Photo credit: Katherine Whitaker
This repository details how to train, validate, and test a ResNet-18 CNN to classify blue whale A and B calls in 30 second spectrogram windows. The opensource Python package, opensoundscape, is used for preprocessing and model training. The model is trained on publicly available acoustic data from the DCLDE 2015 Workshop.
WhaleSongNet/
├── LICENSE
├── README.md <- The top-level README for users.
├── data
│ ├── interim <- Intermediate data that has been transformed.
│ ├── processed <- The final, canonical train, validation, and test data sets for modeling.
│ └── raw <- The original, immutable data dump.
│
├── models <- Trained models
│
├── notebooks <- Jupyter notebooks.
│ └── plot_spectrograms
| └── plot_spectrograms.ipynb
|
├── references <- Relevant literature.
│
├── reports <- Generated analysis as HTML, PDF, LaTeX, etc.
│ └── figures <- Graphics and figures to be used in reporting
│
├── requirements.txt <- The requirements file for reproducing the analysis environment, e.g.
│ generated with `conda list --export > requirements.txt`
│
├── src <- Source code for use in this project.

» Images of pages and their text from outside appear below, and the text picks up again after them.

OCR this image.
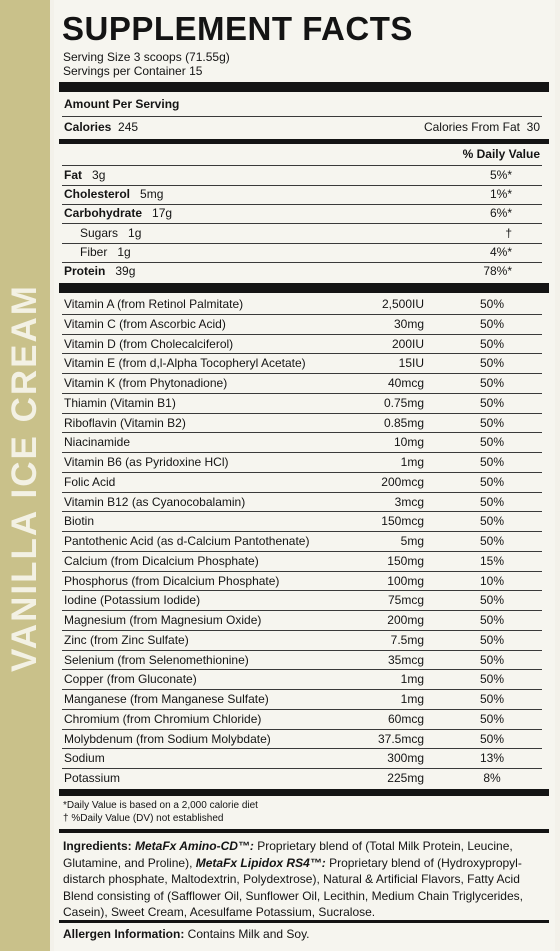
VANILLA ICE CREAM
SUPPLEMENT FACTS
Serving Size 3 scoops (71.55g)
Servings per Container 15
Amount Per Serving
Calories 245	Calories From Fat 30
% Daily Value
Fat 3g	5%*
Cholesterol 5mg	1%*
Carbohydrate 17g	6%*
Sugars 1g	†
Fiber 1g	4%*
Protein 39g	78%*
Vitamin A (from Retinol Palmitate)	2,500IU	50%
Vitamin C (from Ascorbic Acid)	30mg	50%
Vitamin D (from Cholecalciferol)	200IU	50%
Vitamin E (from d,l-Alpha Tocopheryl Acetate)	15IU	50%
Vitamin K (from Phytonadione)	40mcg	50%
Thiamin (Vitamin B1)	0.75mg	50%
Riboflavin (Vitamin B2)	0.85mg	50%
Niacinamide	10mg	50%
Vitamin B6 (as Pyridoxine HCl)	1mg	50%
Folic Acid	200mcg	50%
Vitamin B12 (as Cyanocobalamin)	3mcg	50%
Biotin	150mcg	50%
Pantothenic Acid (as d-Calcium Pantothenate)	5mg	50%
Calcium (from Dicalcium Phosphate)	150mg	15%
Phosphorus (from Dicalcium Phosphate)	100mg	10%
Iodine (Potassium Iodide)	75mcg	50%
Magnesium (from Magnesium Oxide)	200mg	50%
Zinc (from Zinc Sulfate)	7.5mg	50%
Selenium (from Selenomethionine)	35mcg	50%
Copper (from Gluconate)	1mg	50%
Manganese (from Manganese Sulfate)	1mg	50%
Chromium (from Chromium Chloride)	60mcg	50%
Molybdenum (from Sodium Molybdate)	37.5mcg	50%
Sodium	300mg	13%
Potassium	225mg	8%
*Daily Value is based on a 2,000 calorie diet
† %Daily Value (DV) not established
Ingredients: MetaFx Amino-CD™: Proprietary blend of (Total Milk Protein, Leucine, Glutamine, and Proline), MetaFx Lipidox RS4™: Proprietary blend of (Hydroxypropyl-distarch phosphate, Maltodextrin, Polydextrose), Natural & Artificial Flavors, Fatty Acid Blend consisting of (Safflower Oil, Sunflower Oil, Lecithin, Medium Chain Triglycerides, Casein), Sweet Cream, Acesulfame Potassium, Sucralose.
Allergen Information: Contains Milk and Soy.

├── __init__.py <- Makes src a Python module
│
├── data <- Scripts to download or generate data
│ └── AudioStreamDescriptor.py
| └── download_data.py
| └── extract_xwav_header.py
| └── make_dataset.py
| └── make_hot_clips.py
| └── modify_annotations.py
│
├── models <- Scripts to train models and then use trained models to make
│ predictions
├── train.py
├── evaluate_model.py
└── predict.py
-
Clone the Repository:
git clone https://github.com/m1alksne/WhaleSongNet.git
cd WhaleSongNet
-
Create a Virtual Environment:
conda create -n whalesongnet python=3.9
conda activate whalesongnet
-
Install Dependencies:
pip install opensoundscape==0.9.1
-
Download Data:
*note, this will take a while! The raw .WAV files are available on figshare
python src/data/download_data.py
-
Preprocess the Data:
a.
python src/data/make_hotclips.py
b.
python src/data/make_dataset.py
-
Train the Model:
python src/models/train.py
-
Evaluate Model Performance:
python src/models/evaluate_model.py
-
Make Predictions:
python src/models/predict.py
The training, validation, and testing clips are already included along with each epoch of the model. Depending on the use-case, step 5-6 may not be necessary. The trained model and surrounding data processing and evaluation workflows are meant to be used for educational purposes. This workflow is flexible and model hyper-parameters are easy to fine-tune (in the train.py script). The overall workflow can also be modified to retrain the model on a different acoustic dataset. The original annotations are generated using LoggerPro in Triton. If a new user has audio annotations in a similar format, they can use this as a step-by-step guide to train, validate, and test a CNN model on their dataset.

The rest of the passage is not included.